COLUMBUS, Ohio (AP) — A federal judge refused to dismiss one of two test cases that could potentially help settle thousands of similar lawsuits against chemical giant DuPont.
The complaint by an Ohio woman alleges the company knew the potentially dangerous risks posed by a chemical its plant near Parkersburg, West Virginia, had been depositing into the Ohio River, but declined to inform the public.
After attorneys for the woman said Thursday they had concluded their arguments, lawyers for Delaware-based DuPont unsuccessfully asked judge Edmund Sargus to dismiss the case, the Columbus Dispatch reported (http://bit.ly/1gU1YOz ).
Sargus agreed to read motions filed by DuPont that contend the evidence doesn't support the awarding of punitive damages.
Carla Bartlett says she developed kidney cancer in 1997 from drinking water contaminated by C8 discharged from DuPont's plant. DuPont's Washington Works plant near Parkersburg used C8 to make Teflon and other products.

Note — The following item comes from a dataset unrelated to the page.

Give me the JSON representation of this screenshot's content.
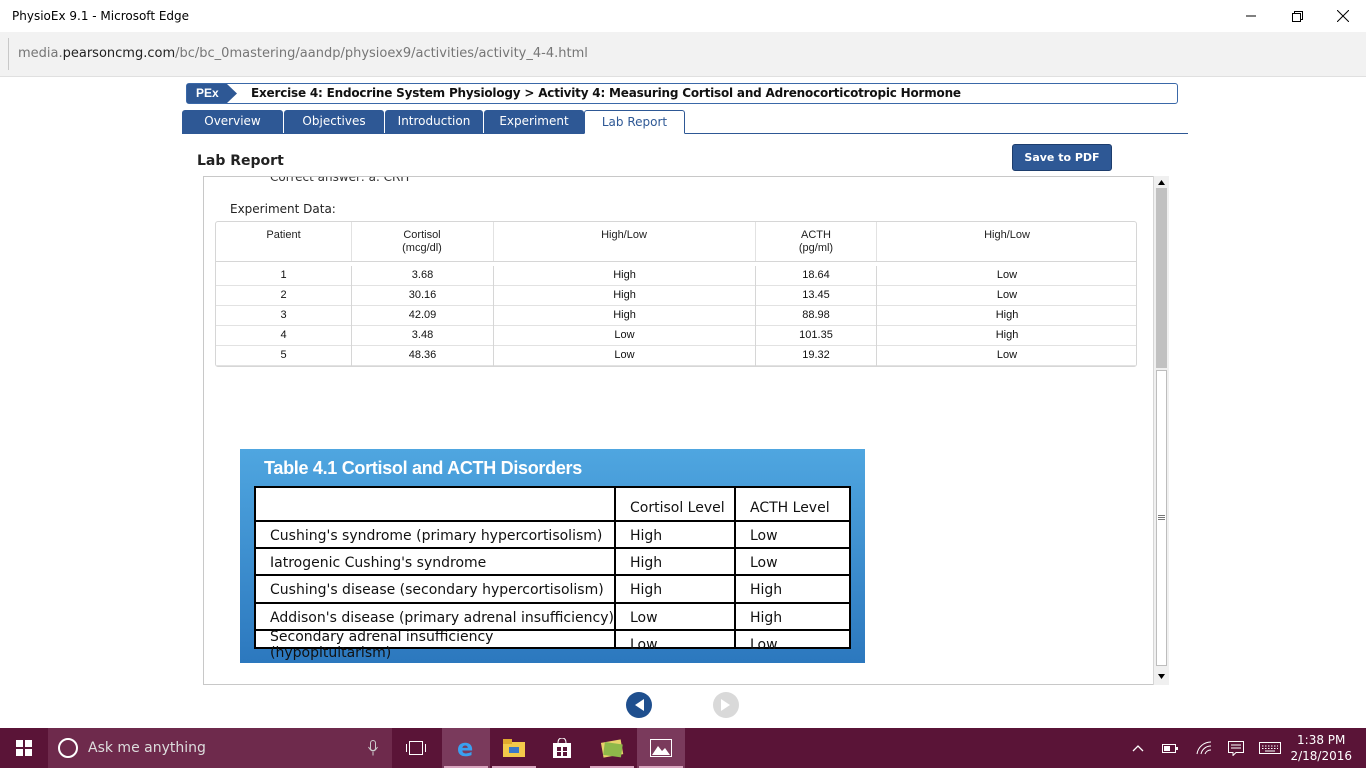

More than 3,500 lawsuits allege DuPont's dumping of perfluorooctanoic acid, also known as C8, into local drinking water caused diseases including cancer.
Unlike in a class-action lawsuit, plaintiffs in the current litigation against DuPont require their own lawsuit because each case involves specific individual medical issues. The company denies the chemical caused Bartlett's cancer.
Bartlett testified Friday about the pain she says she suffered during surgery for the cancer.
"Because DuPont said it was safe," Bartlett responded when asked by DuPont attorney Stephnaie Niehaus why she continued to drink the allegedly tainted water.
A 1991 suggestion to study whether C8 targeted human organs was dismissed, a DuPont scientist said in a 2004 video deposition played in court Thursday.
"Do the study after we are sued," a team of researchers was told, according to epidemiologist Bill Fayerweather.
About 80,000 area residents filed a class-action lawsuit against the company in 2001. In a settlement, DuPont agreed to pay as much as $343 million for residents' medical tests, the removal of as much C8 from the area's water supply as possible and a science panel's examination into whether C8 causes disease in humans.